3. **At the boundary**, pre-compiled kernels are packaged into
[kpack archives](https://github.com/ROCm/TheRock/blob/main/docs/rfcs/RFC0008-Multi-Arch-Packaging.md) —
self-describing, compressed, multi-architecture bundles. The host loads kernels at runtime
by matching a `GemmSpec` against the kpack table of contents. No
recompilation, no template instantiation on the host.
This separation is what makes CK Tile viable in
[TheRock](https://github.com/ROCm/TheRock)'s multi-arch build system,
where a single host binary must work with device code compiled for
many GPU targets (e.g. gfx90a, gfx942, gfx1151).
## The constexpr schema model
Traditional GPU kernel libraries select kernels through template
parameters or runtime enums. rocm_ck uses a third approach: **constexpr
structs that are validated at compile time and lowered to templates on
the device side.**
A kernel configuration has two axes:
- **Signature** — *what* the kernel computes: a directed graph of
operators (`GemmOp`, `AddOp`, `ReluOp`, ...) connecting named tensor
slots. Data types, layouts, and batch dimensions are part of the
signature.
- **Algorithm** — *how* the kernel computes it: tile geometry, pipeline
strategy, warp layout, padding, and scheduling. These are tuning
parameters that don't change the mathematical result.
The `Signature` and `Algorithm` are plain aggregate structs with
designated initializers — no constructors, no inheritance, no runtime
polymorphism.
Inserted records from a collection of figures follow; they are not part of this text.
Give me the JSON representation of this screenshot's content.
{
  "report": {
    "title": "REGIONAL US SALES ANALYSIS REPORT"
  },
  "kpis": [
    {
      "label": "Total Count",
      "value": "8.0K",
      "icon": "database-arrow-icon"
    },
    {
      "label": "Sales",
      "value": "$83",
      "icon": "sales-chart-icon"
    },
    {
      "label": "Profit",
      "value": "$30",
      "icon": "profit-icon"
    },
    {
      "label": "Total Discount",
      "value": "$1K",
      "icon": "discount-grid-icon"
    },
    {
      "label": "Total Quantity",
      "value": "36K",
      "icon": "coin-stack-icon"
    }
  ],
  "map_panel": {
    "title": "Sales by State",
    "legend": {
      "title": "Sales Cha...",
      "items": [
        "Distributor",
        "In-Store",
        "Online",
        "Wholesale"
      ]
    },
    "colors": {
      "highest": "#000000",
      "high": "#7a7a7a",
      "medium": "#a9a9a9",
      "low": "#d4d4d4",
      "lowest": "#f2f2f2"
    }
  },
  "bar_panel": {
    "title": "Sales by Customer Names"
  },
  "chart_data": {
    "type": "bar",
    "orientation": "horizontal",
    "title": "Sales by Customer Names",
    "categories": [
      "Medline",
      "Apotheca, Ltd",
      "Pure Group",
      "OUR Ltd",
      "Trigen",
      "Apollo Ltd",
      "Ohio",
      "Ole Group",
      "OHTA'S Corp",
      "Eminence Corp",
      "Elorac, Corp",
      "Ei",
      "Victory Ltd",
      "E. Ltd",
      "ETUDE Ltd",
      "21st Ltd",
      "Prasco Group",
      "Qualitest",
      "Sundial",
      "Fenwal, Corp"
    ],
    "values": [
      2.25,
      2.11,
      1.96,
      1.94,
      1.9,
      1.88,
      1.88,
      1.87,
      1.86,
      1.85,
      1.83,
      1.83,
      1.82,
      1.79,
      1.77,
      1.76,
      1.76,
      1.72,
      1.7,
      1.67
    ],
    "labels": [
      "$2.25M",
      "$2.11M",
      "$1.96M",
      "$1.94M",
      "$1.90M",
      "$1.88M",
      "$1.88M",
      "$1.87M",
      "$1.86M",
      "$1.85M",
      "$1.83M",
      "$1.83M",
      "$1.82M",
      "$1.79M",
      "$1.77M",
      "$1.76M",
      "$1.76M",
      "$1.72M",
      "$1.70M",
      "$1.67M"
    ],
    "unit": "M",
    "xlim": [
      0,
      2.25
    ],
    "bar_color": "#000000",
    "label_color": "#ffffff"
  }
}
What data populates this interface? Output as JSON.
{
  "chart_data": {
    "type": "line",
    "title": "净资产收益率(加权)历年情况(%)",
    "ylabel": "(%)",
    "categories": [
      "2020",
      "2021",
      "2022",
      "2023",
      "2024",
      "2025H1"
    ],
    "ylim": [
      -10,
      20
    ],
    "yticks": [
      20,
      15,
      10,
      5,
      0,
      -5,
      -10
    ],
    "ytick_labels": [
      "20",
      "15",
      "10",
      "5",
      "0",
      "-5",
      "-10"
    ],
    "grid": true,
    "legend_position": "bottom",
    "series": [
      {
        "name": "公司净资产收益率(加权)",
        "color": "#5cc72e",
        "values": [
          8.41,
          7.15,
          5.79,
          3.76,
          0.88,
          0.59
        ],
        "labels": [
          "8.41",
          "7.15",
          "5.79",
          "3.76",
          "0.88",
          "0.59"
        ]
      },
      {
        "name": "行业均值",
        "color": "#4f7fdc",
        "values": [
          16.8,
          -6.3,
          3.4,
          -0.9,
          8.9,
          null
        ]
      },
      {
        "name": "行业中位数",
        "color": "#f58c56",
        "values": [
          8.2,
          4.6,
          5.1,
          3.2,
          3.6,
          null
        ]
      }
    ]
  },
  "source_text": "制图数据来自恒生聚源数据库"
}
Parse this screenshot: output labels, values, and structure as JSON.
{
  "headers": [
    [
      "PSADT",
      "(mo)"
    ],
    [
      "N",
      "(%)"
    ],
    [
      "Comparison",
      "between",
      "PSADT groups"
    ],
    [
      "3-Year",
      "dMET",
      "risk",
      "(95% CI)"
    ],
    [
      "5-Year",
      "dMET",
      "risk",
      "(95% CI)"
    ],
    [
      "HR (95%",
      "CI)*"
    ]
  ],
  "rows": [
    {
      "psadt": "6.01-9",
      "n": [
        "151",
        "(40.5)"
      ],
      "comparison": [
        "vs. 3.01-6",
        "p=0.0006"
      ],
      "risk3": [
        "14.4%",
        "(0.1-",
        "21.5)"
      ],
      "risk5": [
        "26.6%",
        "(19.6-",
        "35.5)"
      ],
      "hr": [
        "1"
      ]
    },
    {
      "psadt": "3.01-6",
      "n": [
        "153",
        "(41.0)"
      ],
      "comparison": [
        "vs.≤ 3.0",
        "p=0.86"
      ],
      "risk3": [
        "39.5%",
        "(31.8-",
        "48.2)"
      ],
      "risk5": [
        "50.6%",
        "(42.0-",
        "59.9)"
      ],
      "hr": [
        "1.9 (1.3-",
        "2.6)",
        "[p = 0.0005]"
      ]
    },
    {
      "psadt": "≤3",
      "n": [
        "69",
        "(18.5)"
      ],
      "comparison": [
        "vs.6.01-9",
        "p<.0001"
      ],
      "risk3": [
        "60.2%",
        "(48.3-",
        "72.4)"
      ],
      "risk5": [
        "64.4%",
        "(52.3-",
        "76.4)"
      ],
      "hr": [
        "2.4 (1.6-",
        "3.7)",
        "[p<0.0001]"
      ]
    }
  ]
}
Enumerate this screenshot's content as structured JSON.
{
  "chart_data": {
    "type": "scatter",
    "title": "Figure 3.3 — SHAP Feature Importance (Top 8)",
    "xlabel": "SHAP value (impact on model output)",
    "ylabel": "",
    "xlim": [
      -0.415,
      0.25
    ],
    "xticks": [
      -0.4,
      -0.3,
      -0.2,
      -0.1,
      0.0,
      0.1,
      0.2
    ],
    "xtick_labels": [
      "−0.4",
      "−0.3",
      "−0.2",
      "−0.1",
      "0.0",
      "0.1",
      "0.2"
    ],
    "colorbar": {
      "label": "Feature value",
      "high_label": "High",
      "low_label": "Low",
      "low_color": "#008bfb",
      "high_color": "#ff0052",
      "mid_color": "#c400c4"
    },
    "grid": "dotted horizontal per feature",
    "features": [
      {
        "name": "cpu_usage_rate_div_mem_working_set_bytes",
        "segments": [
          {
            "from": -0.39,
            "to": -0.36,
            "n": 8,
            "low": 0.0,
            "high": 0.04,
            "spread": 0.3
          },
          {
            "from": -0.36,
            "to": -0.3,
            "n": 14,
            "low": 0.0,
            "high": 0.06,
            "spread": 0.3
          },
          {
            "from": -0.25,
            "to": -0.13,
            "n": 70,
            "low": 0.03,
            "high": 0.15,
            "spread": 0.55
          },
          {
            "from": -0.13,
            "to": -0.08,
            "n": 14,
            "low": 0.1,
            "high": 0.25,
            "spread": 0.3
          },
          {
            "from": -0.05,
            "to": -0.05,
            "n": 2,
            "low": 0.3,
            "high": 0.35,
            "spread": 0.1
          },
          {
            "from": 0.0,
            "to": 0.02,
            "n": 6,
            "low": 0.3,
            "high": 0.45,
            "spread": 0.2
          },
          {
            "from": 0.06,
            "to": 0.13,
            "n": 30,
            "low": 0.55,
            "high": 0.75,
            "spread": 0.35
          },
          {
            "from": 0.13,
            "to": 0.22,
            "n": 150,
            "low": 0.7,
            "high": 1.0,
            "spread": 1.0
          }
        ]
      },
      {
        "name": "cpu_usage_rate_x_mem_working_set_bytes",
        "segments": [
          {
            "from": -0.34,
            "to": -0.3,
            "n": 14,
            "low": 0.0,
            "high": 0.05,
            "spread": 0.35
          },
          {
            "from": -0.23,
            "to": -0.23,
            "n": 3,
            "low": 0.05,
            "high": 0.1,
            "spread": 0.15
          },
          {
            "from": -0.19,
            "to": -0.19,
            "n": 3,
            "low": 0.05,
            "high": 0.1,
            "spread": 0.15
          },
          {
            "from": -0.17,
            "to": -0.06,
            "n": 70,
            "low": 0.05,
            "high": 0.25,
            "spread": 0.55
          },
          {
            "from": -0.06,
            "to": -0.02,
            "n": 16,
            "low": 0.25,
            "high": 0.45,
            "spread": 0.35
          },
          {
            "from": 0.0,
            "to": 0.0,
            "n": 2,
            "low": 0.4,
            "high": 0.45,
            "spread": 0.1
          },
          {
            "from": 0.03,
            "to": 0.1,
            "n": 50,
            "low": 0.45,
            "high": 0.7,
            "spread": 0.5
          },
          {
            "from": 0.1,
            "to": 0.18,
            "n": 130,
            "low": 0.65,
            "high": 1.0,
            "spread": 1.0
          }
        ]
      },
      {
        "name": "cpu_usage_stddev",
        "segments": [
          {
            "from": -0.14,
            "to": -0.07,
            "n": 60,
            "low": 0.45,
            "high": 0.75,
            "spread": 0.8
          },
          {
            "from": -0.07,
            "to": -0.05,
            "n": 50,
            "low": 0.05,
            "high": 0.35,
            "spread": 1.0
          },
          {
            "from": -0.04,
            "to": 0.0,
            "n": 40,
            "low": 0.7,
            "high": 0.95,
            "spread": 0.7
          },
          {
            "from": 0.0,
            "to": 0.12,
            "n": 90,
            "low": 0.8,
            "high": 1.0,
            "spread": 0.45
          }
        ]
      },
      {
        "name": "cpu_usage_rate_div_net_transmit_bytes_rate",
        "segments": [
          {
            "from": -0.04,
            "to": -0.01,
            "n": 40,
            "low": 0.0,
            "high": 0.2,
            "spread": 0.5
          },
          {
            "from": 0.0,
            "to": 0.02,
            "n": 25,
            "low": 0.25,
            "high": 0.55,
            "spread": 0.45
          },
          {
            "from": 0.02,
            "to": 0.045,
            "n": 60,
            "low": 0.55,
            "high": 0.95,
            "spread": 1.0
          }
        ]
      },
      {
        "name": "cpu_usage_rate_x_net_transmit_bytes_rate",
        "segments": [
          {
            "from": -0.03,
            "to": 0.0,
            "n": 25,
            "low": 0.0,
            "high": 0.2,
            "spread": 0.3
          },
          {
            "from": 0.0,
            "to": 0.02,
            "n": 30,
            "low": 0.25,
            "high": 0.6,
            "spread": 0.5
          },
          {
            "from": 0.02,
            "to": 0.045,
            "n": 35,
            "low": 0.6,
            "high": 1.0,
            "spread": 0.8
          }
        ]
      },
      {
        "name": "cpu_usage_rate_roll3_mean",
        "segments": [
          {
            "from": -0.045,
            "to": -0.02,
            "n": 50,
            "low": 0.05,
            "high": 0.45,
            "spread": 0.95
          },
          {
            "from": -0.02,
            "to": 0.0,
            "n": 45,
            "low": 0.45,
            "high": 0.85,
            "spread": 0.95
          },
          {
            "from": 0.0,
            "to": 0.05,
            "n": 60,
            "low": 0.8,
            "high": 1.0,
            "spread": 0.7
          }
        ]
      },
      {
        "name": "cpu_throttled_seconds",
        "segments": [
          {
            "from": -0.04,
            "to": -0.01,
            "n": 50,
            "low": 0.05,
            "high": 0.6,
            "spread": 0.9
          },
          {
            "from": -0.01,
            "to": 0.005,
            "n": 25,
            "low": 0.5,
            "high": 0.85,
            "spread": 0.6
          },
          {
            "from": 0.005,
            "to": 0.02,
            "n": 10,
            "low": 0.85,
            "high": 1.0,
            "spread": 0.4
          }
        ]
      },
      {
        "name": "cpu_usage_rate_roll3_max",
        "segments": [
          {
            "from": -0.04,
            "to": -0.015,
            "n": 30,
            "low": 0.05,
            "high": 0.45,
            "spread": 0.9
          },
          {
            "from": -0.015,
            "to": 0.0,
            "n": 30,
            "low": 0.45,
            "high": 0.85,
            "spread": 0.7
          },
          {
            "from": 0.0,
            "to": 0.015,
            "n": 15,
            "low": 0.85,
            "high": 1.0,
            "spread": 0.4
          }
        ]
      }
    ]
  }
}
Validation happens in `consteval` functions: invalid
configurations (unsupported tile size, incompatible data types, missing
tensor slots) fail at compile time with actionable error messages.
Here is a preview of the API direction (not yet implemented):
```cpp
// Host side — pure constexpr, any C++20 compiler, no CK headers
constexpr Signature sig = {
.dtype = DataType::FP16,
.ops = {
GemmOp{.lhs = "A", .rhs = "B", .out = "C"},
AddOp{.lhs = "C", .rhs = "bias", .out = "D"},
ReluOp{.in = "D", .out = "E"},
},
};
// Device side — make_kernel lowers to a CK Tile template instantiation.
// Compiled separately per architecture, packaged into .kpack archives.
```
## Directory layout
```text
rocm_ck/
├── CMakeLists.txt # INTERFACE library, C++20, ck_tile_headers target
├── include/rocm_ck/ # Public headers — host-safe, no CK/HIP deps
├── src/ # (planned) Device bridge, kpack loading
└── tests/
├── CMakeLists.txt # Test tiers: ROCM_CK_SMOKE, ROCM_CK_KERNEL
├── unit/ # Fast host-only tests (< 1s, no GPU)
├── compile_fail/ # Static assertion tests — verify invalid configs fail at compile time
└── kernel/ # (planned) GPU kernel tests
```
## Build
rocm_ck is a CK feature, gated by `CK_ENABLE_ROCM_CK`:
```bash
cd composablekernel
cmake -B build -S . -G Ninja \
-DCK_ENABLE_ROCM_CK=ON \
-DCMAKE_CXX_COMPILER=/opt/rocm/llvm/bin/clang++
ninja -C build smoke-rocm-ck # host-only smoke tests
ninja -C build check-rocm-ck # all rocm_ck tests
ctest --test-dir build -L ROCM_CK_SMOKE --output-on-failure
```
Default CK builds (`CK_ENABLE_ROCM_CK=OFF`) are unaffected.